Can be used in localsettings and if so how? (example would be nice)

Reply Edited 22:07, 31 May 2021 2 years ago

Thiemo Kreuz (WMDE) (talkcontribs)

I can't tell what's wrong, sorry. I tested your examples locally (esp. TextExtractTest and TextExtractTest4), and they work for me when I use the two configuration changes mentioned above.

Popups uses the TextExtracts API internally with some of the parameters described at Extension:TextExtracts#API. I guess you don't want to use the TextExtracts API manually, so this will probably not help. The only parameter that can be changed is the "intro" one, see "…IntroOnly" above.

Category pages usually don't contain anything that could be shown in a popup and are excluded by default. See Topic:W9vaqx3tknn5mp6v#flow-post-w9z1ow1y645g2giy.

Reply 06:43, 1 June 2021 2 years ago

STEM (talkcontribs)

You have been extremely helpful. Did you test my examples on an IIS 10 or Apache server? I'm IIS,on WIndwos Server 2019. What PHP version and wiki version? I'm PHP 7.4.19 and MW 1.35.2. If you check your Special:Version page, what do you see for a version of TextExtracts? Mine doesn't show a version at all.

https://nardpi.ca/wiki/index.php?title=Special:Version

Is there a critical PHP extension or configuration item I might be missing?
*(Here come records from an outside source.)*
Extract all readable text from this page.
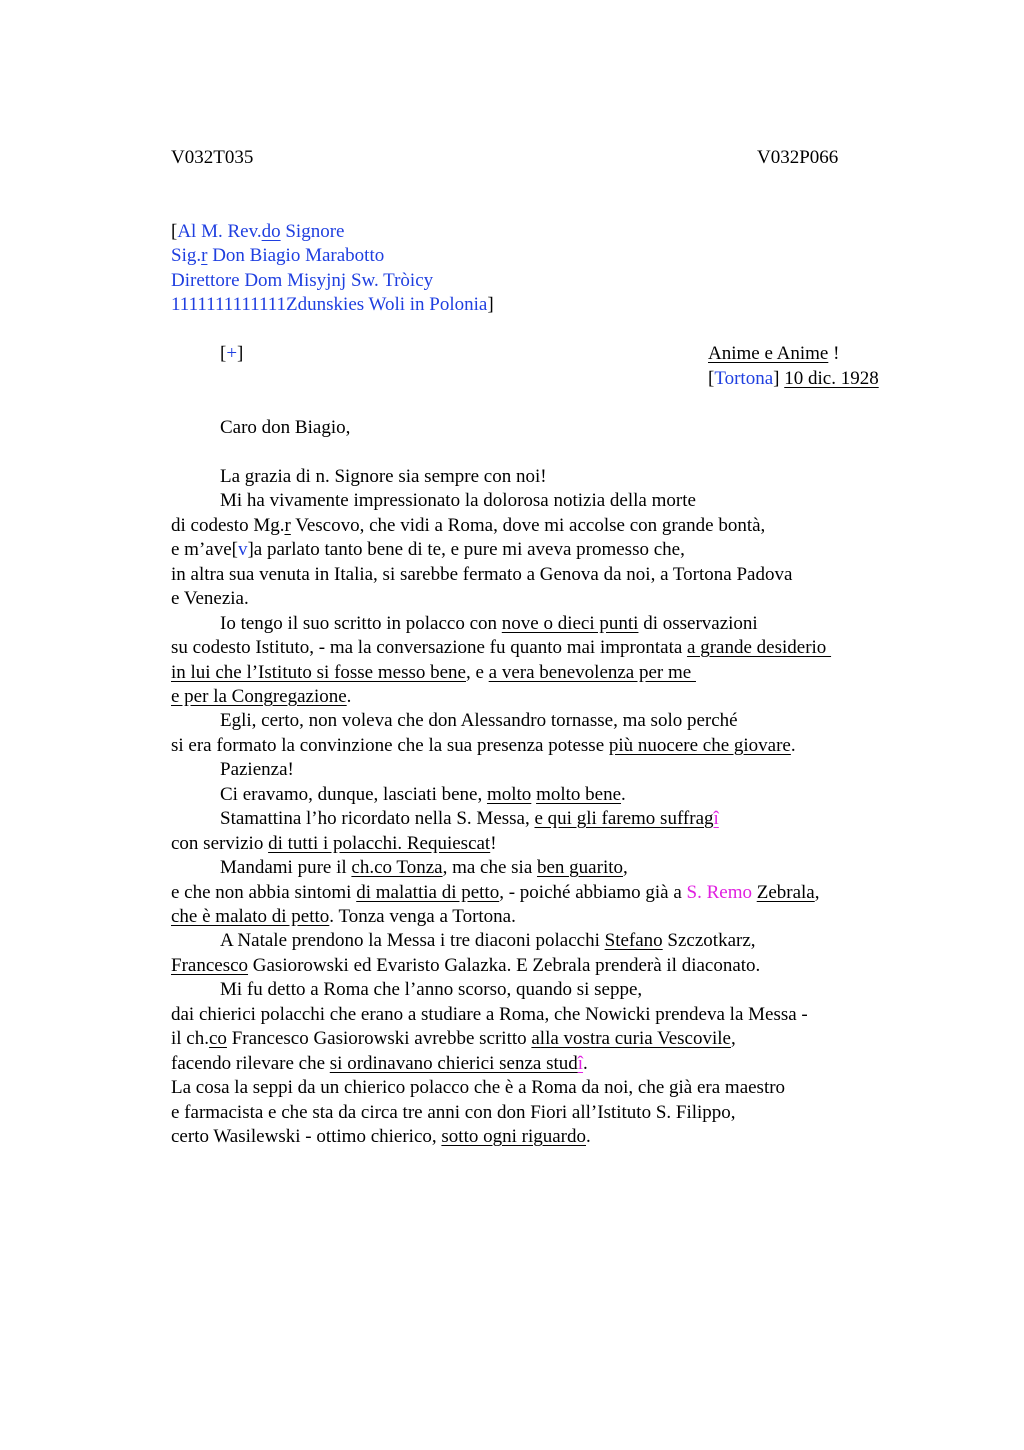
V032T035	V032P066
[Al M. Rev.do Signore
Sig.r Don Biagio Marabotto
Direttore Dom Misyjnj Sw. Tròicy
1111111111111Zdunskies Woli in Polonia]
[+]	Anime e Anime !
[Tortona] 10 dic. 1928
Caro don Biagio,
La grazia di n. Signore sia sempre con noi!
Mi ha vivamente impressionato la dolorosa notizia della morte
di codesto Mg.r Vescovo, che vidi a Roma, dove mi accolse con grande bontà,
e m’ave[v]a parlato tanto bene di te, e pure mi aveva promesso che,
in altra sua venuta in Italia, si sarebbe fermato a Genova da noi, a Tortona Padova
e Venezia.
Io tengo il suo scritto in polacco con nove o dieci punti di osservazioni
su codesto Istituto, - ma la conversazione fu quanto mai improntata a grande desiderio
in lui che l’Istituto si fosse messo bene, e a vera benevolenza per me
e per la Congregazione.
Egli, certo, non voleva che don Alessandro tornasse, ma solo perché
si era formato la convinzione che la sua presenza potesse più nuocere che giovare.
Pazienza!
Ci eravamo, dunque, lasciati bene, molto molto bene.
Stamattina l’ho ricordato nella S. Messa, e qui gli faremo suffragî
con servizio di tutti i polacchi. Requiescat!
Mandami pure il ch.co Tonza, ma che sia ben guarito,
e che non abbia sintomi di malattia di petto, - poiché abbiamo già a S. Remo Zebrala,
che è malato di petto. Tonza venga a Tortona.
A Natale prendono la Messa i tre diaconi polacchi Stefano Szczotkarz,
Francesco Gasiorowski ed Evaristo Galazka. E Zebrala prenderà il diaconato.
Mi fu detto a Roma che l’anno scorso, quando si seppe,
dai chierici polacchi che erano a studiare a Roma, che Nowicki prendeva la Messa -
il ch.co Francesco Gasiorowski avrebbe scritto alla vostra curia Vescovile,
facendo rilevare che si ordinavano chierici senza studî.
La cosa la seppi da un chierico polacco che è a Roma da noi, che già era maestro
e farmacista e che sta da circa tre anni con don Fiori all’Istituto S. Filippo,
certo Wasilewski - ottimo chierico, sotto ogni riguardo.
Just so were on the same page, this is my localsetting.php configuration:

//Popups Extension

wfLoadExtensions( [

'TextExtracts',

'PageImages',

'Popups'

] );

$wgPopupsHideOptInOnPreferencesPage = true;

$wgPopupsReferencePreviewsBetaFeature = false;

//PageImages Extension - works with Popups

wfLoadExtension( 'PageImages' );

//Text Extracts Extension - works with Popups

wfLoadExtension( 'TextExtracts' );

$wgPopupsTextExtractsIntroOnly = false;

$wgExtractsRemoveClasses = [ 'h1', 'h2', 'h3' ];

Thanks!

Reply Edited 08:37, 1 June 2021 2 years ago

Reply to ".. preview"

Hide equal characters and headings

8 comments • 08:27, 31 May 2021 2 years ago

8

Summary by Thiemo Kreuz (WMDE)

Tracked in Phabricator
Task T271439

Spiros71 (talkcontribs)

Using the Popups extension MW 1.31. Headings (level 2/3) are displayed with equal signs left and right. Is there a way not to show them?

Here is an image:

I tried adding this in TextExtracts\includes\ExtractFormatter.php but it did not seem to work.

$text = preg_replace( "={2,}(.*?)={2,}", "", $text );

Surrounding the headings (found on the template) with <div class="noexcerpt"> , did partially solve the problem but resulted in the mobile version (MinervaNeu) headings not being expandable/collapsible.

Reply Edited 18:18, 3 January 2021 3 years ago

Thiemo Kreuz (WMDE) (talkcontribs)

Do you have a link to the actual page where this happens?

Reply 10:44, 7 January 2021 3 years ago

Spiros71 (talkcontribs)

I added the following in ExtractsRemoveClasses in TextExtracts\extension.json and it seemed to fix it.

"h2",

"h3",

Reply 12:27, 7 January 2021 3 years ago

Thiemo Kreuz (WMDE) (talkcontribs)

I would love to know more about your setup. See, every Wikipedia article starts with a level 2 headline. Why don't we have this issue, but you have it? What's the difference?

Utilizing the configuration is a nice idea. However, you should not edit extension.json but add $wgExtractsRemoveClasses[] = 'h2' ;$wgExtractsRemoveClasses[] = 'h3'; to your LocalSettings.php.

Reply 13:37, 7 January 2021 3 years ago

This post was hidden by Thiemo Kreuz (WMDE) (history)

Spiros71 (talkcontribs)

Thanks so much for the feedback. The difference may be that the level 2 headings are declared in the templates. Level 3 are in page text.

Here is the wiki http://lsj.gr/

Setup:

MediaWiki 1.31.12

PHP 7.3.25 (fpm-fcgi)

MariaDB 10.3.27-MariaDB-log

ICU 50.2

Elasticsearch 5.6.13

Extensions:

API, CirrusSearch, Cite, Data Transfer, Elastica, Extension, Gadgets, LabeledSectionTransclusion, Lockdown, MobileFrontend, Normalizer, Nuke, Other, Page Forms, PageImages, Parser hooks, ParserFunctions, ParserHooks, Popups, Replace Text, Semantic Drilldown, Semantic MediaWiki, Semantic Result Formats, Special pages, TextExtracts,

Reply Edited 15:39, 7 January 2021 3 years ago

Thiemo Kreuz (WMDE) (talkcontribs)

The template is indeed the reason. Thanks a lot for the follow-up! I was now able to replay the issue locally. I created phab:T271439 to discuss possible fixes.